Retail Demand and Futures Trading
Despite the heavy selling from long-term holders, Bitcoin has maintained its upward momentum, in part due to strong retail demand. Maartuun pointed to CryptoQuant's retail demand chart, which shows that retail activity has reached yearly highs. Retail traders are also increasingly involved in Bitcoin futures, with CoinGlass data showing that Bitcoin’s open interest (OI)—the total value of unsettled Bitcoin derivative contracts like futures and options—has surged to $61.18 billion.
This surge in retail participation, while helping to absorb some of the selling pressure, adds complexity to the market. The interplay between retail demand and long-term selling could indicate that Bitcoin's current price level may be unsustainable, depending on how the balance shifts in the coming weeks.
Unrealized Gains and Sell-Side Risk
Maartuun also pointed to key on-chain metrics that suggest a potential market top. The Long-Term Holder realized price, which represents the average price at which long-term holders purchased their Bitcoin, currently stands at $24,481. This implies an average gain of around 400% for long-term holders, who may now be looking to capitalize on their significant unrealized profits.

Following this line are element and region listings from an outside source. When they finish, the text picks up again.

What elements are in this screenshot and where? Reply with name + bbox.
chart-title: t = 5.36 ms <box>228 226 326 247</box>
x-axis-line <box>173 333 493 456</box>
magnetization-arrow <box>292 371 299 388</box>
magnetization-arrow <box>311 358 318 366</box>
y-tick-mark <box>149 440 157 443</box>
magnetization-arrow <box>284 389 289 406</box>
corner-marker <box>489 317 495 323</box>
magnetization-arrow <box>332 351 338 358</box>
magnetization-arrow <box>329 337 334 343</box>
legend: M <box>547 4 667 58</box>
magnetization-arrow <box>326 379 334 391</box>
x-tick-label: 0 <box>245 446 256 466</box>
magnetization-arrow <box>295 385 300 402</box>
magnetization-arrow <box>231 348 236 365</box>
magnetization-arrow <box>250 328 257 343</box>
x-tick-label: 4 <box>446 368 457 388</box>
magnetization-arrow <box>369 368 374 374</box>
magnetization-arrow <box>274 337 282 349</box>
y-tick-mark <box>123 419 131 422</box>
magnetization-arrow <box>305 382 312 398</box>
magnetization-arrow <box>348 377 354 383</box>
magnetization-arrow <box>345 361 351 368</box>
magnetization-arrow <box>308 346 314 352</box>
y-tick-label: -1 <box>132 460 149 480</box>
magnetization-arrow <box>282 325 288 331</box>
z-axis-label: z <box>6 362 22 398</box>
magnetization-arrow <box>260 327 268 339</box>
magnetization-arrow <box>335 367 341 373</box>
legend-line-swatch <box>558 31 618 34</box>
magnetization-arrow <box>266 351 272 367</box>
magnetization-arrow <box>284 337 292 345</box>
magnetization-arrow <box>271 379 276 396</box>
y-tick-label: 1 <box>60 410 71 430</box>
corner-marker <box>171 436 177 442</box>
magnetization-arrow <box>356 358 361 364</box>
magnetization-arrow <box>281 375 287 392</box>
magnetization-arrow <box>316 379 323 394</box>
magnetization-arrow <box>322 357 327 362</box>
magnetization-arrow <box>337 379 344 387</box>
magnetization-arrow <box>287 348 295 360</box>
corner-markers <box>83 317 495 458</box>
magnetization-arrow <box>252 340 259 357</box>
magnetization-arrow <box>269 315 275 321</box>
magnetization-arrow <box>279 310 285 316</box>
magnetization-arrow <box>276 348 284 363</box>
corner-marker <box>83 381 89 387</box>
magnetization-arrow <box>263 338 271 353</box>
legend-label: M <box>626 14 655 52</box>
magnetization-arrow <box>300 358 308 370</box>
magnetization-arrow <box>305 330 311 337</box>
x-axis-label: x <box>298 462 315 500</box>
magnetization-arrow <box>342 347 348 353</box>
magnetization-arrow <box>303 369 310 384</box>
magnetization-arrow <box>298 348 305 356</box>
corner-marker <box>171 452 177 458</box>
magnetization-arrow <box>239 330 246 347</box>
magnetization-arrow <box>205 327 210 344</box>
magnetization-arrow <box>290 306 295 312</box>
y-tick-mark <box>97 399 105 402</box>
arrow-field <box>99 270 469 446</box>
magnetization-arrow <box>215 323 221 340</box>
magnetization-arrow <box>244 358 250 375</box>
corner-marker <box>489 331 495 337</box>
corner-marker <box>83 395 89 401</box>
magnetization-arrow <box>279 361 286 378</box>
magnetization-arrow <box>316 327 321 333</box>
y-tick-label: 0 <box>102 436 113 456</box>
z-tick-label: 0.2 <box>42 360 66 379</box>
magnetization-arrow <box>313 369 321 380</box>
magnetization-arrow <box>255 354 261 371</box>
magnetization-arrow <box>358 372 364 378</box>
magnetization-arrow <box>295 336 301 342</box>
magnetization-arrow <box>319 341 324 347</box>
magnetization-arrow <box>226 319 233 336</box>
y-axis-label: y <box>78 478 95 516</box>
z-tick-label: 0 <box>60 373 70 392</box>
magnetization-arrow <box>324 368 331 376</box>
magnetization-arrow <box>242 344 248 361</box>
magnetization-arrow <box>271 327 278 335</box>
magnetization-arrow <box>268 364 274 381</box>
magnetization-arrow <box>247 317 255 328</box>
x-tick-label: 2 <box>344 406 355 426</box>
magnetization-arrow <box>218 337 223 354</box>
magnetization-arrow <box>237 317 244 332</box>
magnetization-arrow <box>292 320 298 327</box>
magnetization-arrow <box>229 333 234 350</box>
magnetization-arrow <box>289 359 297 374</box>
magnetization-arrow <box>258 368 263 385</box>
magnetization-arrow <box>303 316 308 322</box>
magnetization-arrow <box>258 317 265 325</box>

With Bitcoin trading at around $99,203, the gap between the realized price and current market price highlights the considerable profits available to long-term holders. This substantial unrealized profit could be contributing to the ongoing sell-off, as many investors look to lock in their gains.
Liquidity Concerns
On December 6, Jamie Coutts, Chief Crypto Analyst at Real Vision, shared concerns over liquidity conditions in the Bitcoin market. According to his Bitcoin Market Sentiment Indicator (MSI) macro model, Bitcoin has reached new all-time highs despite deteriorating liquidity conditions. Coutts warned that if these conditions continue to worsen, the rally could be short-lived, with the possibility of a sharp correction once the euphoric market sentiment fades.
What’s Next for Bitcoin?
As Bitcoin continues its climb toward $100,000, analysts are closely monitoring the interplay between long-term holders' selling activity, retail demand, and liquidity conditions. While Bitcoin’s resilience in the face of significant sell pressure is notable, the market’s current dynamics suggest that traders should remain cautious. The next few weeks could prove critical, with the possibility of a top in sight if the balance between supply and demand shifts.
For now, Bitcoin’s journey remains volatile, with the “musical chairs” analogy serving as a reminder to traders: the music may stop at any time. Those who remain in the market will need to be prepared for whatever comes next.